Сам Хижняк не имел склонностей учить уму-разуму при помощи кулака. И только один раз на моих глазах ротный применил силу по отношению к солдату. Досталось тогда механику из моего отделения — Серёге Панкратьеву, отслужившему на полгода больше меня.
Панкратьев уже давно досаждал Хижняка тем, что издавал в строю недовольные звуки, выражая таким способом своё несогласие с распоряжениями офицеров. По этому поводу ротный неоднократно делал ему замечания. И когда в очередной раз Панкрат с кислым выражением прогнусавил в строю недовольную реплику, то ротный подошёл к Серёге и врезал ему в торец, да так хорошо, что надобность в устных замечаниях отпала сразу и навсегда.

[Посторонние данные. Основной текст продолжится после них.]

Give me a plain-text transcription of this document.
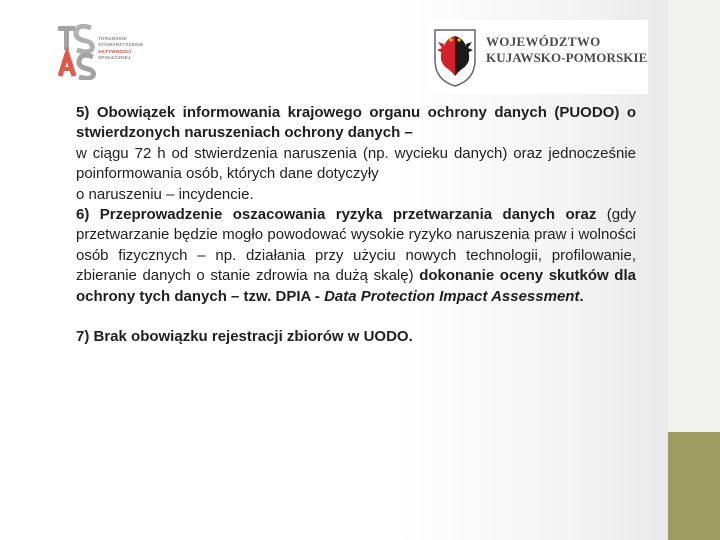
TORUŃSKIE
STOWARZYSZENIE
AKTYWNOŚCI
SPOŁECZNEJ
WOJEWÓDZTWO
KUJAWSKO-POMORSKIE

5) Obowiązek informowania krajowego organu ochrony danych (PUODO) o stwierdzonych naruszeniach ochrony danych –

w ciągu 72 h od stwierdzenia naruszenia (np. wycieku danych) oraz jednocześnie poinformowania osób, których dane dotyczyły

o naruszeniu – incydencie.

6) Przeprowadzenie oszacowania ryzyka przetwarzania danych oraz (gdy przetwarzanie będzie mogło powodować wysokie ryzyko naruszenia praw i wolności osób fizycznych – np. działania przy użyciu nowych technologii, profilowanie, zbieranie danych o stanie zdrowia na dużą skalę) dokonanie oceny skutków dla ochrony tych danych – tzw. DPIA - Data Protection Impact Assessment.

7) Brak obowiązku rejestracji zbiorów w UODO.
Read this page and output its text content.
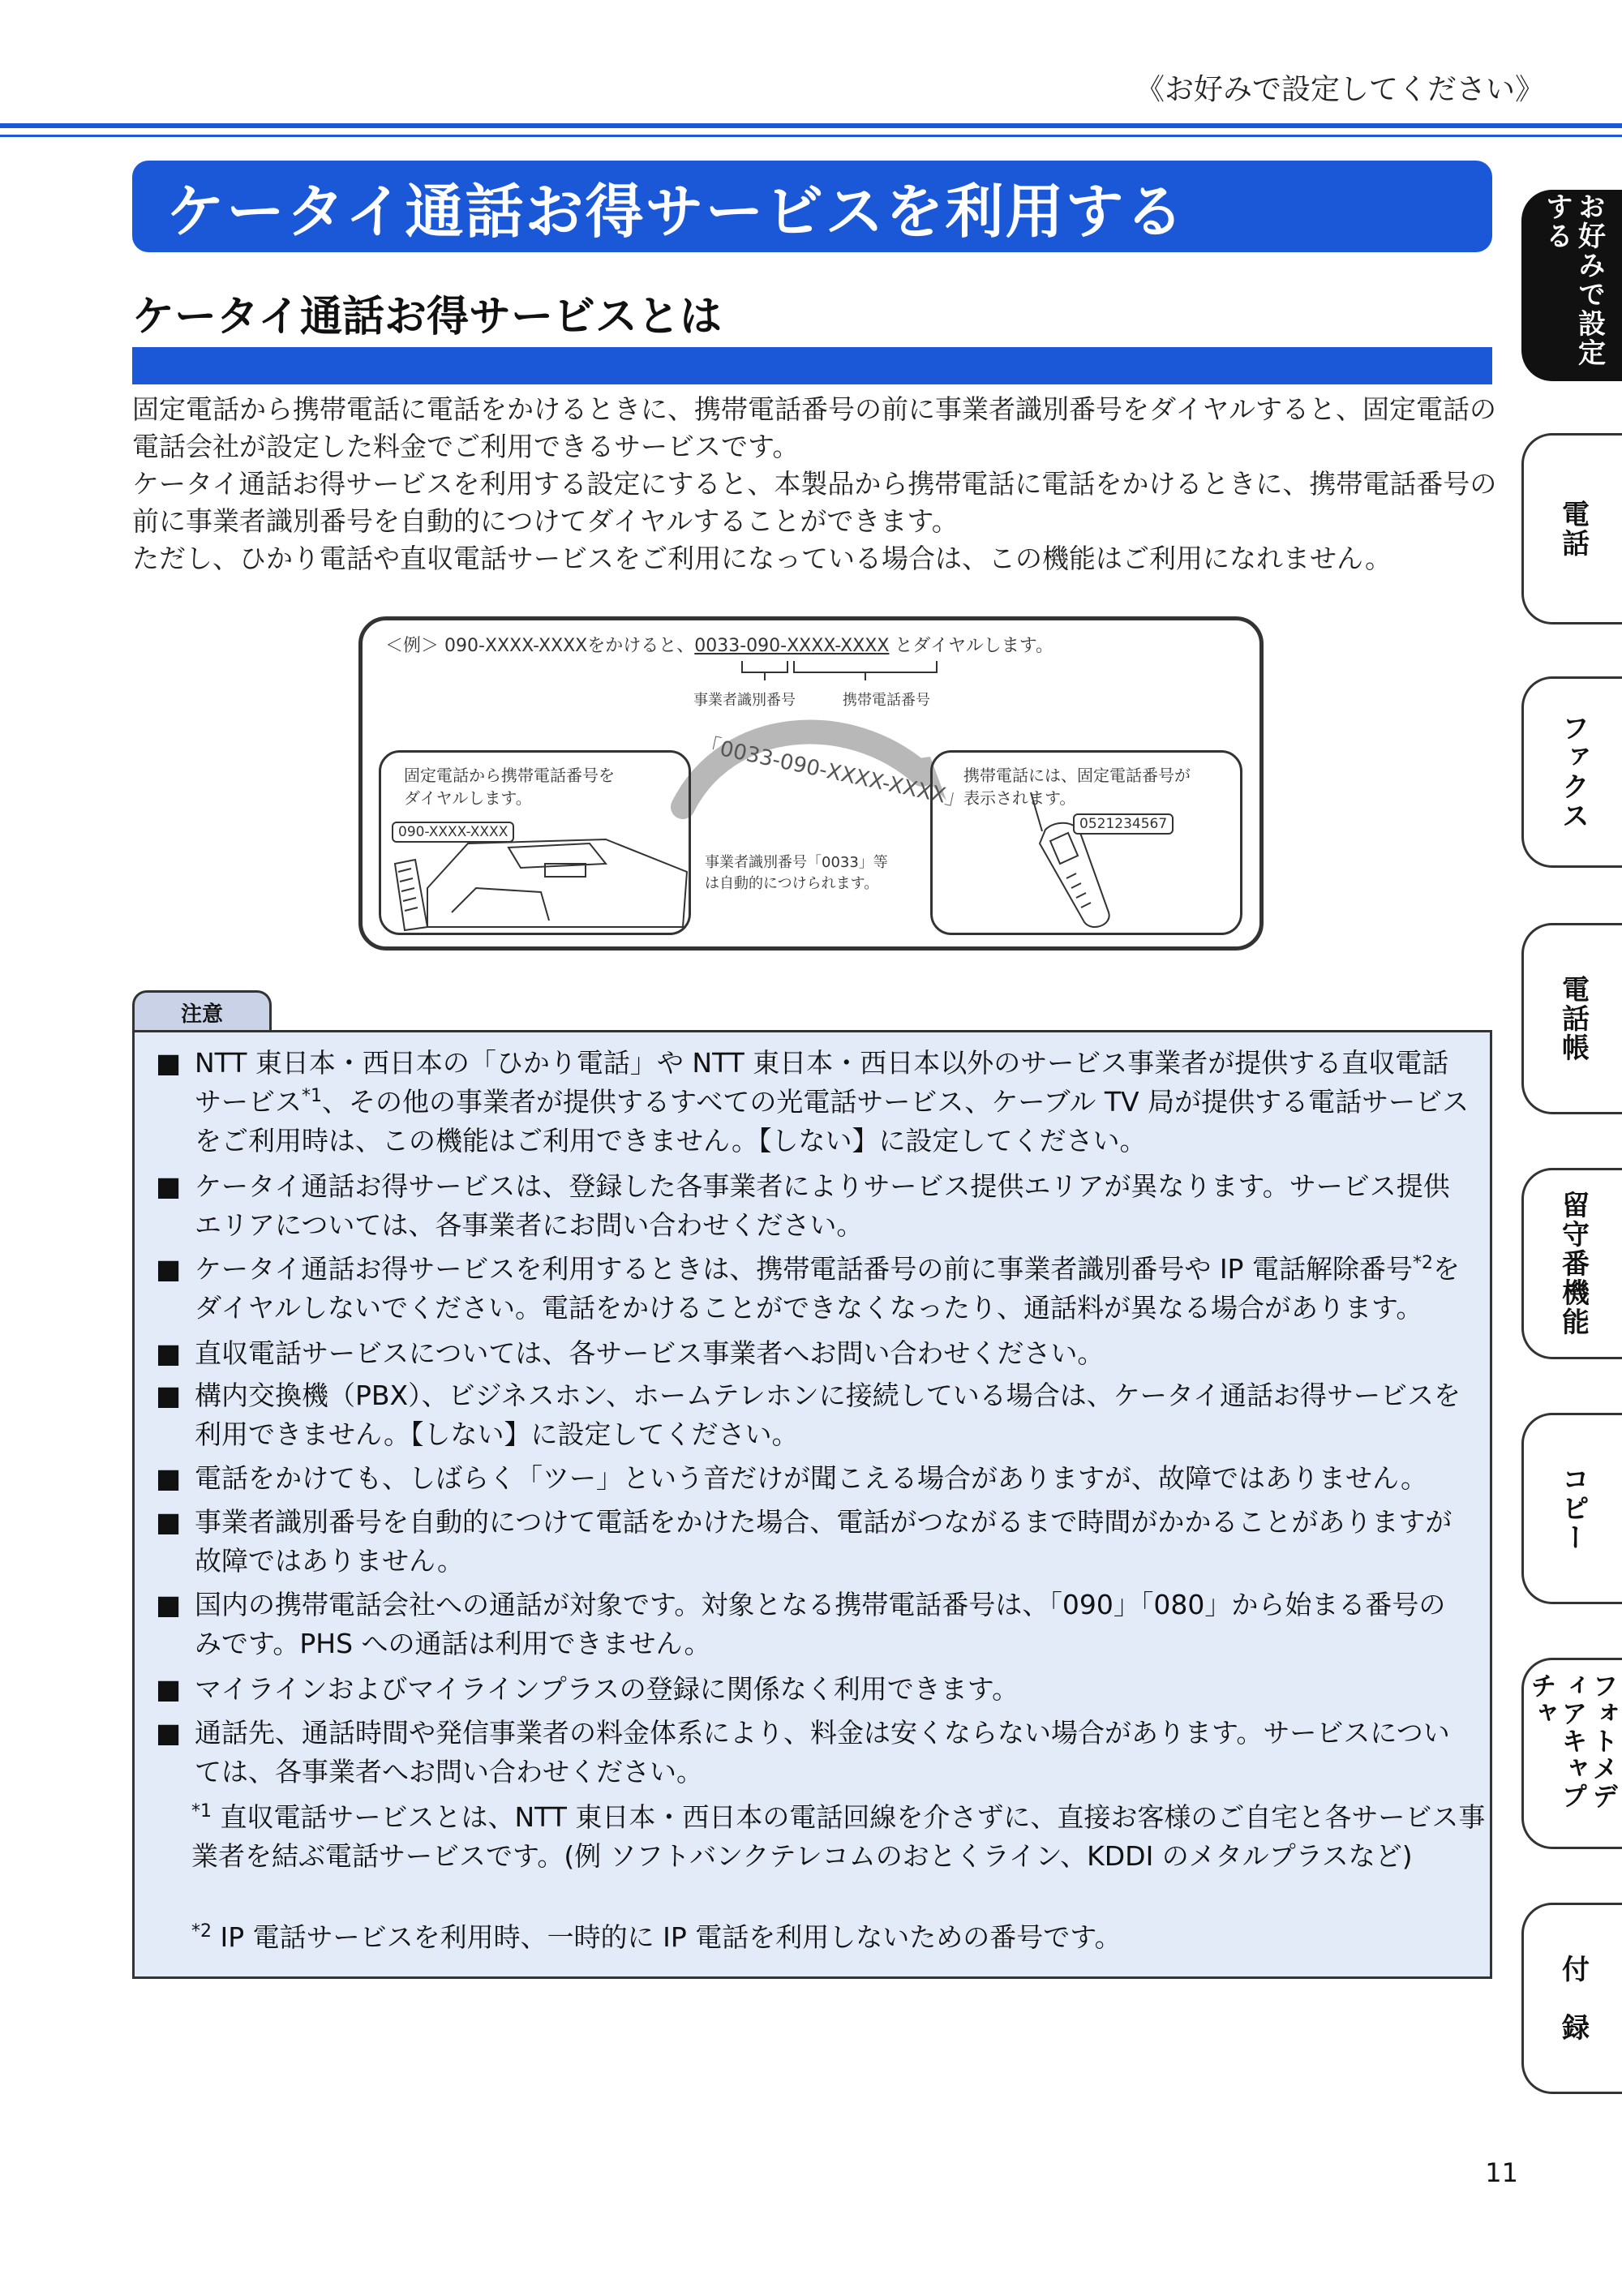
《お好みで設定してください》
ケータイ通話お得サービスを利用する
ケータイ通話お得サービスとは

固定電話から携帯電話に電話をかけるときに、携帯電話番号の前に事業者識別番号をダイヤルすると、固定電話の電話会社が設定した料金でご利用できるサービスです。

ケータイ通話お得サービスを利用する設定にすると、本製品から携帯電話に電話をかけるときに、携帯電話番号の前に事業者識別番号を自動的につけてダイヤルすることができます。

ただし、ひかり電話や直収電話サービスをご利用になっている場合は、この機能はご利用になれません。

＜例＞ 090-XXXX-XXXXをかけると、0033-090-XXXX-XXXX とダイヤルします。
事業者識別番号	携帯電話番号
「0033-090-XXXX-XXXX」
固定電話から携帯電話番号を
ダイヤルします。
090-XXXX-XXXX
事業者識別番号「0033」等
は自動的につけられます。
携帯電話には、固定電話番号が
表示されます。
0521234567
注意
■ NTT 東日本・西日本の「ひかり電話」や NTT 東日本・西日本以外のサービス事業者が提供する直収電話サービス$^{*1}$、その他の事業者が提供するすべての光電話サービス、ケーブル TV 局が提供する電話サービスをご利用時は、この機能はご利用できません。【しない】に設定してください。
■ ケータイ通話お得サービスは、登録した各事業者によりサービス提供エリアが異なります。サービス提供エリアについては、各事業者にお問い合わせください。
■ ケータイ通話お得サービスを利用するときは、携帯電話番号の前に事業者識別番号や IP 電話解除番号$^{*2}$をダイヤルしないでください。電話をかけることができなくなったり、通話料が異なる場合があります。
■ 直収電話サービスについては、各サービス事業者へお問い合わせください。
■ 構内交換機（PBX）、ビジネスホン、ホームテレホンに接続している場合は、ケータイ通話お得サービスを利用できません。【しない】に設定してください。
■ 電話をかけても、しばらく「ツー」という音だけが聞こえる場合がありますが、故障ではありません。
■ 事業者識別番号を自動的につけて電話をかけた場合、電話がつながるまで時間がかかることがありますが故障ではありません。
■ 国内の携帯電話会社への通話が対象です。対象となる携帯電話番号は、「090」「080」から始まる番号のみです。PHS への通話は利用できません。
■ マイラインおよびマイラインプラスの登録に関係なく利用できます。
■ 通話先、通話時間や発信事業者の料金体系により、料金は安くならない場合があります。サービスについては、各事業者へお問い合わせください。
$^{*1}$ 直収電話サービスとは、NTT 東日本・西日本の電話回線を介さずに、直接お客様のご自宅と各サービス事業者を結ぶ電話サービスです。(例 ソフトバンクテレコムのおとくライン、KDDI のメタルプラスなど)
$^{*2}$ IP 電話サービスを利用時、一時的に IP 電話を利用しないための番号です。
お好みで設定する
電話
ファクス
電話帳
留守番機能
コピー
フォトメディアキャプチャ
付　録
11
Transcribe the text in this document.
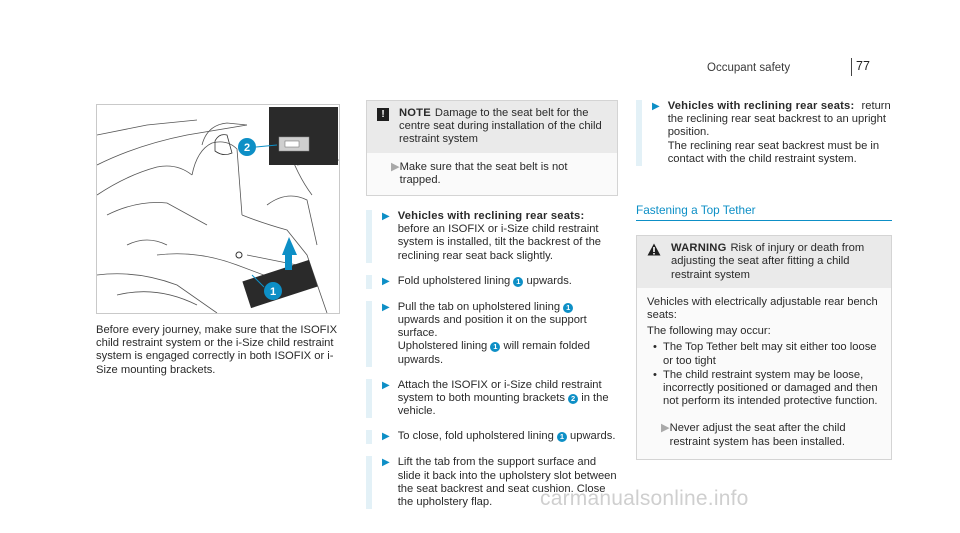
Occupant safety	77
2
1
Before every journey, make sure that the ISOFIX child restraint system or the i-Size child restraint system is engaged correctly in both ISOFIX or i-Size mounting brackets.
!	NOTE Damage to the seat belt for the centre seat during installation of the child restraint system
▶ Make sure that the seat belt is not trapped.
▶ Vehicles with reclining rear seats: before an ISOFIX or i-Size child restraint system is installed, tilt the backrest of the reclining rear seat back slightly.
▶ Fold upholstered lining 1 upwards.
▶ Pull the tab on upholstered lining 1 upwards and position it on the support surface.
Upholstered lining 1 will remain folded upwards.
▶ Attach the ISOFIX or i-Size child restraint system to both mounting brackets 2 in the vehicle.
▶ To close, fold upholstered lining 1 upwards.
▶ Lift the tab from the support surface and slide it back into the upholstery slot between the seat backrest and seat cushion. Close the upholstery flap.
▶ Vehicles with reclining rear seats: return the reclining rear seat backrest to an upright position.
The reclining rear seat backrest must be in contact with the child restraint system.
Fastening a Top Tether
WARNING Risk of injury or death from adjusting the seat after fitting a child restraint system
Vehicles with electrically adjustable rear bench seats:
The following may occur:
• The Top Tether belt may sit either too loose or too tight
• The child restraint system may be loose, incorrectly positioned or damaged and then not perform its intended protective function.
▶ Never adjust the seat after the child restraint system has been installed.
carmanualsonline.info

Как-то к сержанту Бородину пришёл его приятель, сержант с "полтинника" (350-го полка), с которым он вместе служил в учебке. Они присели на койку и завели тихий, дружеский разговор. В помещении кроме них и меня, занятого наведением порядка, никого не было. Спустя некоторое время Бородин неожиданно подозвал меня и скомандовал:
— К бою! — видимо, ему захотелось поразвлечь гостя показом, как он меня вышколил. Если бы никого из чужих рядом не было, я бы команду, безусловно, выполнил, однако тут находился посторонний человек, а унижаться в присутствии других было особенно оскорбительно. Поэтому я стоял, не реагируя на команду.
— К бою, я сказал… — повысил голос Бородин и даже встал для убедительности.
Тогда я его спросил:
— А зачем?
— Ты что? — не понял? — протянул Бородин.
Но я твёрдо решил не уступать, даже если придётся драться и продолжал стоять. Неожиданно за меня заступился сам гость:
— Слушай, Николай, — обратился он к Бородину, — Зачем тебе это надо? Не приставай ты к нему. Лучше кончай такое, а то ещё застрелит на боевых.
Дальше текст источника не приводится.